In June, SCOTUS ruled in the NYS Rifle and Pistol Assoc. v Bruce case that individuals have a right to bear arms outside their own homes under the Second Amendment. New York Gov. Kathy Hochul responded, and on July 1 the Concealed Carry Improvement Act – which includes widespread gun restrictions beyond handguns – was passed during an extraordinary session of Congress. 

A series of lawsuits followed, in some cases resulting in temporary restraining orders and injunctions placed on portions of the CCIA, which were followed by stays issued by an appeals court at the request of New York Attorney General Letitia James. There is also a lawsuit pending against the numerous restraints and requirements the legislation has placed on gun dealers.

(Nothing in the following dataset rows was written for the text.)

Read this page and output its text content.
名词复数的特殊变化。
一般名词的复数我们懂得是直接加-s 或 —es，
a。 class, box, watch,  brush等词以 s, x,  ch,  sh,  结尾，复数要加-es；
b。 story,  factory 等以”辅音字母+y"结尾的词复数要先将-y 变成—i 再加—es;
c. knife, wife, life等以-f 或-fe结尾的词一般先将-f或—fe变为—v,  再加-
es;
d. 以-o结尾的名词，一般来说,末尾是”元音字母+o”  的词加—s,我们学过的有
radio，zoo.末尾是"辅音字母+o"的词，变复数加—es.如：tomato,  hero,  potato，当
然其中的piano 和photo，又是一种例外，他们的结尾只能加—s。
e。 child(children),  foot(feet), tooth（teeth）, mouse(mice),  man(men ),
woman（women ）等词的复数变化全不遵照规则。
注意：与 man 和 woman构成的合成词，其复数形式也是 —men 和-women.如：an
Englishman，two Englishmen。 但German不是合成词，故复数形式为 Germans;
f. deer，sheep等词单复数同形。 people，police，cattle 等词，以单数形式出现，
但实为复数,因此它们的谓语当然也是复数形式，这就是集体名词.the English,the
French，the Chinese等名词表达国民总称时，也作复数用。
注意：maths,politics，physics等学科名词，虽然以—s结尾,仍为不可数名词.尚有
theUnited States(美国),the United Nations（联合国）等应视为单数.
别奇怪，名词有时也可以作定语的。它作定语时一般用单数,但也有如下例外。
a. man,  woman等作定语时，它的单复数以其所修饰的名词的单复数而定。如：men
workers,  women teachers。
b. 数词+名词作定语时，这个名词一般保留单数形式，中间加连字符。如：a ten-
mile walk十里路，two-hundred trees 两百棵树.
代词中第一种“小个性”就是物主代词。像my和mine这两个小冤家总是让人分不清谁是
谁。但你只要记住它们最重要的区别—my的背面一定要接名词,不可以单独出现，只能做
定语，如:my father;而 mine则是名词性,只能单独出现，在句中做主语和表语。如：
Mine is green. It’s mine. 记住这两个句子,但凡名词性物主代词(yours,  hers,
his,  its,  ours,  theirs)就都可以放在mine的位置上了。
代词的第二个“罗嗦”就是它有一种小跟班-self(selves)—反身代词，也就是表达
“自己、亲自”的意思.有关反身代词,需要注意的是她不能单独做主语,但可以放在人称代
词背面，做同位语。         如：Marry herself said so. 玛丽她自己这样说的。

Judge Suddaby’s Nov. 5 injunction in the Antonyuk v. Nigrelli case halted the state police and local officials named in the lawsuit from enforcing some provisions of the CCIA, including:

  • The restrictions on carrying in public parks, zoos, places of worship, locations where alcohol is served, theaters, banquet halls, conferences, airports and buses, lawful protests or assemblies, and the prohibition on carrying on private property without express consent from the owner;  
  • Requiring good moral character; 
  • Requiring the names and contact info of spouses and other adults in the applicant’s home; 
  • Requiring applicants to disclose social media accounts for review.

After successful appeals of this and other cases, SCOTUS was asked to rule on the Antonyuk case. James’ office had until Jan. 3 to respond, at which time they requested the stay remain as appeals to the Antonyuk and two other cases challenging New York gun laws were about to begin hearings. 

A favorable ruling from SCOTUS would have put Suddaby’s injunction back in place while various other lawsuits are sorted out.